Vatandaş, AKP ya da HDP gibi bir denklemde sıkışmış. Ya diline, ya dinine oy vereceksin. İkisi beraber olamaz mı? Hem diliyle hem diniyle barışık. Bunun da ötesinde bir üçüncü yol mümkün. Türkiye’nin nimetlerinden Van da da, Diyarbakır da yararlanabilir. Biz CHP olarak bunu ortaya koymaya çalışıyoruz. Teveccüh görüyor mu? Evet görüyor. Anketler oy patlaması olduğunu gösteriyor. Şimdi 1,3 oy aldığımız Batman’dan biz şu anda beş katına, altı katına çıkmışız. Yani yüzde beş altı değil, beş altı kat arttırmışız oyumuzu. Yeter mi? Hayır yetmez. Bizim daha gideceğimiz mesafemiz var. Daha fazla vatandaşla buluşmamız gerekiyor.
“Sandığın üstüne oturacağız”
Seçim güvenliğini nasıl sağlayacaksınız?
Birincisi; Türkiye’nin güvenli bir şekilde seçime gideceği ortamın yaratılması gerekiyor. Aslında iktidarın görevidir bunu sağlamak, muhalefetin değil. Ama biz niye Sadat’ın önüne gittik? Vatandaşımızda bu kaygılar var. Vatandaşımız seçime işte milis mi dersiniz, paramiliter gruplar mı dersiniz, mafya grupları mı? Bazı kesimlerin, yani devletin üniformalı güvenlik görevlilerinin dışındaki bazı kesimlerin müdahale edebileceğine dair kaygıları var. Biz bunları afişe edeceğiz. Ortaya çıkaracağız. Ya da bunlarla ilgili toplumun gündeminde tedbir alındığına dair tedbir alınmasına teşvik ettiğine dair muhalefetin çalışmalarımızı devam ettireceğiz.

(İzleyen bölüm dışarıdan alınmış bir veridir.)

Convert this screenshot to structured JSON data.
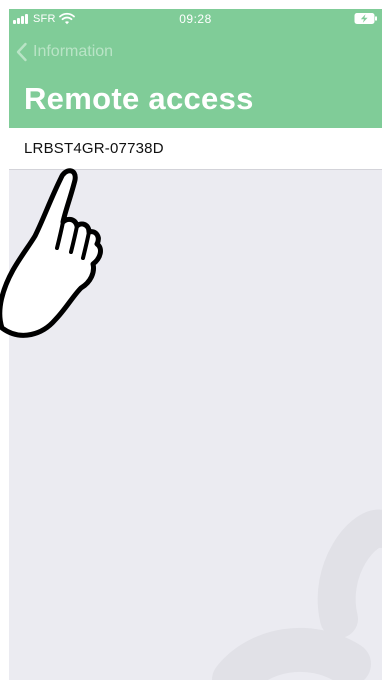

İstiyoruz ki bu seçim; kimsenin burnu kanamadan iktidar değişikliğiyle son bulsun.
İkincisi; seçimde sandıkların başında duracak olan arkadaşlarımızla ilgili. Bu konuda biz altı siyasi parti, iş birliği yapıyoruz. Bir yandan Türkiye’de 180 bin altmış beş sandık var. Bu seçimde rakamlar artıyor. Biz, 200 bini hedefleyen bir çalışma yapıyoruz. Sandık başında duracak arkadaşlarımızın sayısını artırıyoruz.
Amacımız Türkiye’deki bütün sandıkların başında altı kişinin, yani her siyasi partiyi temsilen (Altılı Masa) bir arkadaşımızın bulunmasını sağlamak. Eğer, elektrikler kesildi, vallahi sandığın üstüne oturacak bizim arkadaşlar.
Erdoğan; “muhafazakar devrimci”lerle 2023’ü başarıyla tamamlayacağını söylediğinde ne düşündünüz?
Epistemolojik kopuş gibi bir şey olmuş. Sayın Erdoğan’ın artık gidebileceği kendisini tutarlı bir şekilde ifade edebileceği bir şey kalmadı. Yoksulluğun, yolsuzluğun olmadığı bir Türkiye yaratacağız dedi, 22 yıllık iktidarının sonunda. Hani yasaklar ortadan kalkacaktı? Meclise sansür yasası konuşuluyor. Hani yolsuzluk, yoksulluk ortadan kalkacaktı. Böyle bir akıl işte.